IBU
Anakku sakit. Sudah beberapa hari ini badannya panas. Diagnosa dokter dia terkena demam tifoid atau gejala tifus bahasa awamnya. Alhamdulillah setelah istirahat, makan sesuai anjuran dan minum obat, kondisinya perlahan-lahan membaik.
Sakitnya ini membawaku ke ingatan ketika mengalami sakit yang sama, di usia yang tidak jauh berbeda. Puluhan tahun yang lalu. Aku harus istirahat kurang lebih dua Minggu saat itu. Ibu menjaga asupan makananku dengan ketat, sama seperti aku menjaga Banua sekarang. Hanya makanan yang lunak, tidak boleh pedas atau asam.
Berkali-kali rasanya ingin makan sesuatu yang sesuai selera, tapi ibu selalu berkata saat itu, ‘sabar ya, kalau nanti sembuh, insyaAllah ibu buatkan apapun yang kamu mau.’ Hal yang sama yang juga kukatakan pada Banua, ‘sabar ya, nanti kalau adek sudah sembuh, insyaAllah kita beli apapun yang adek mau.’

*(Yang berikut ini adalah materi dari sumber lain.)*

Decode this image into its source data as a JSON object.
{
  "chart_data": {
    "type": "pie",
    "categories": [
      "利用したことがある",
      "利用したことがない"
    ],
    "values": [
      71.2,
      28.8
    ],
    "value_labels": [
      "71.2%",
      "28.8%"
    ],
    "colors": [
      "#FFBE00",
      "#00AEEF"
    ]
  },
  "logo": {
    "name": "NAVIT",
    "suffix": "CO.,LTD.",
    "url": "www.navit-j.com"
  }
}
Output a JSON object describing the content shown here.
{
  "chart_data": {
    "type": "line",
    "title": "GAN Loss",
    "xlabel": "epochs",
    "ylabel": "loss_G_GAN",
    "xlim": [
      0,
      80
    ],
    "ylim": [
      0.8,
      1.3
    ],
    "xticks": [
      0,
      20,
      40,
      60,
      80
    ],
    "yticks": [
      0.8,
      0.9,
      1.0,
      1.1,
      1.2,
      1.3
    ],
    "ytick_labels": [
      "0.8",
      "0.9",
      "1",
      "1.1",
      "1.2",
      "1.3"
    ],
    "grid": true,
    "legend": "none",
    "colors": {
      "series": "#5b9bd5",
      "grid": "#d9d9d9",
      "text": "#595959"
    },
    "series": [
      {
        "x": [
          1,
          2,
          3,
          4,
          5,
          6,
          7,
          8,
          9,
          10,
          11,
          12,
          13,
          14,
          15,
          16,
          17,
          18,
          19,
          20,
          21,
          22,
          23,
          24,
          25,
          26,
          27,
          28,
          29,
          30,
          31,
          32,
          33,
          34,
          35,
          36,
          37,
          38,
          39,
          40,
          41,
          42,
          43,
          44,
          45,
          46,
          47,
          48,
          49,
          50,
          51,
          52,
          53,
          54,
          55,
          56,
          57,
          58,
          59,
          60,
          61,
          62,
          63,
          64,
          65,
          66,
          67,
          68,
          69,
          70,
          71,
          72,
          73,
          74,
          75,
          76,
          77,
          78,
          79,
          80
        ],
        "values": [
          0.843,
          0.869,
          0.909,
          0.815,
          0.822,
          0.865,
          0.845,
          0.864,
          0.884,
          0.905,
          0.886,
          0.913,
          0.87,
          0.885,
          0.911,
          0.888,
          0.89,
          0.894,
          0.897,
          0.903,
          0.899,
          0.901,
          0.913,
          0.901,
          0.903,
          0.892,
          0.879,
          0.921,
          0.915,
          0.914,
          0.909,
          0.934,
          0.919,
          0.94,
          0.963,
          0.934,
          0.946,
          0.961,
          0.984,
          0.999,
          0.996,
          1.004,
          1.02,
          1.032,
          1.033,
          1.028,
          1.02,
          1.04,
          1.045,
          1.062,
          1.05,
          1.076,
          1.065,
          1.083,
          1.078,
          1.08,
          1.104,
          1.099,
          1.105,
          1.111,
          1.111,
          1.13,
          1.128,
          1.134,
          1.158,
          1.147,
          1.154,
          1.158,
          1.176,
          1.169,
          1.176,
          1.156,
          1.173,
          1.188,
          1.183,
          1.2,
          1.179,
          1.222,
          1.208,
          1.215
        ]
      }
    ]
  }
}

Bagaimana ibu merawatku kala sakit, menjadi model bagaimana aku merawat anak-anak kemudian ketika ada di situasi yang sama. Belakangan aku menyadari betapa apa yang beliau lakukan mempengaruhiku dalam membesarkan anak. Positif maupun negatif, dengan segala kelebihan dan kekurangannya.
Begitulah ibu. Tanpa disadarinya mungkin, dia jadi referensi anak-anaknya, terutama anak perempuannya, bagaimana mengelola urusan domestik dan memaknai peran sebagai perempuan. Tentu tidak hanya hal baik sebenarnya, hal negatif termasuk reaksi emosi juga sering diturunkan dari ibu kita, karena secara tidak sadar modeling terjadi sepanjang proses interaksi dengannya.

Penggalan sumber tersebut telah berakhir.